Le 9 novembre 2008, par Lézard Vert,
Nous sommes surtout deux à être impliqués dans cette discussion : la directrice de l’école et moi-même. Je pense qu’il faut mettre un "e" à "elle s’est tordue...", ma collègue pense que non.
Pourtant je suis sûr de mon fait, j’ai la prétention d’être très carré en orthographe et j’ai déjà vu ma directrice faire quelques fautes sur ses compte-rendus de réunions et autres brouillons de projet d’école.
La phrase exacte est "elle s’est tordu(e) la jambe". L’idée d’écrire cela "elle s’est tordu la jambe" me choque. "elle" = féminin, "la jambe" = féminin, donc avec tout ça, la probabilité pour qu’il faille un "e" est quand même élevée !

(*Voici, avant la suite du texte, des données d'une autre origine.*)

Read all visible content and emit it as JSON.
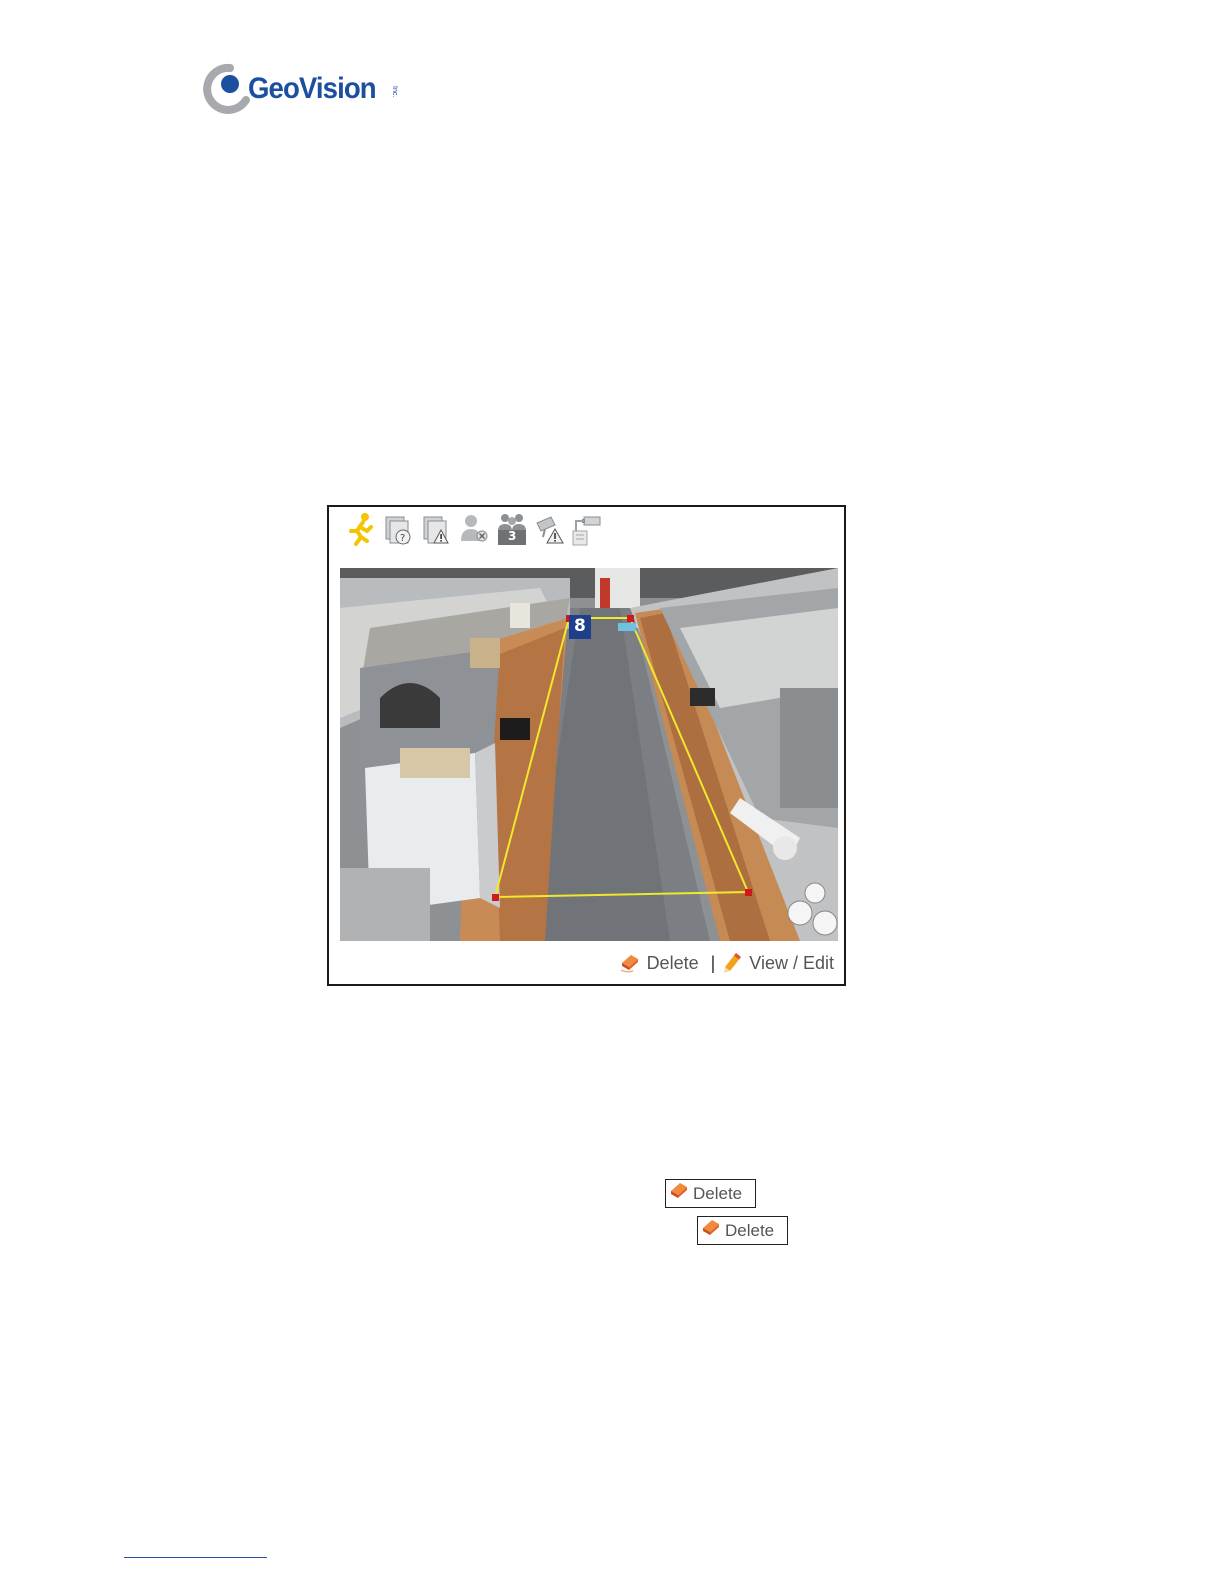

Mais un doute me titille, sur lequel ma jeune dirlo appuie consciencieusement. Car je sais qu’il y a certains cas où la langue française se base sur une logique certes... logique, mais extrêmement retorse. Je commence à croire qu’elle a raison. Mais à ce stade du débat, je ne peux plus faire machine arrière ! Céder devant ma presque-supérieure hiérarchique, cela me gêne, c’est une affaire de principes.
Nous prenons à témoin les collègues qui passent dans le bureau. Certains me soutiennent, d’autre soutiennent mon adversaire.
Au final, c’était elle qui avait raison : cela s’écrivait bien "Elle s’est tordu la jambe". Ma directrice, jolie blonde trentenaire très sympa, agite les bras en signe de victoire. Et complète soigneusement le formulaire, contente d’avoir eu le dernier mot.
"Elle" se l’était bien plus que tordue, puisque lorsque j’ai récupéré cette petite, hurlante, sur le sol de la cour, sa cuisse droite semblait (sous un certain angle) plus large que l’autre, comme si la jambe avait carrément tourné à 45° sur l’axe du col du fémur (comme un accélérateur de moto que l’on tourne, si vous voulez).
Elle hurlait vraiment. Je pensais même qu’elle le faisait exprès : elle criait de façon stridente, et me demandait de ne pas la laisser toute seule. En arrivant, pensant aussi à de la comédie, la directrice l’a soulevée, a tenté de la mettre debout avant de la prendre dans ses bras. Elle hurlait encore. Mais ne pleurait pas : costaud la gamine.
Car en vérité, nous avions tous les deux tort : ce n’était ni "tordu" ni "tordue". En tombant dans la cour après un jeu un peu risqué où elle se faisait porter sur le dos d’une camarade, M..., 8 ans, s’était carrément cassé en deux le fémur.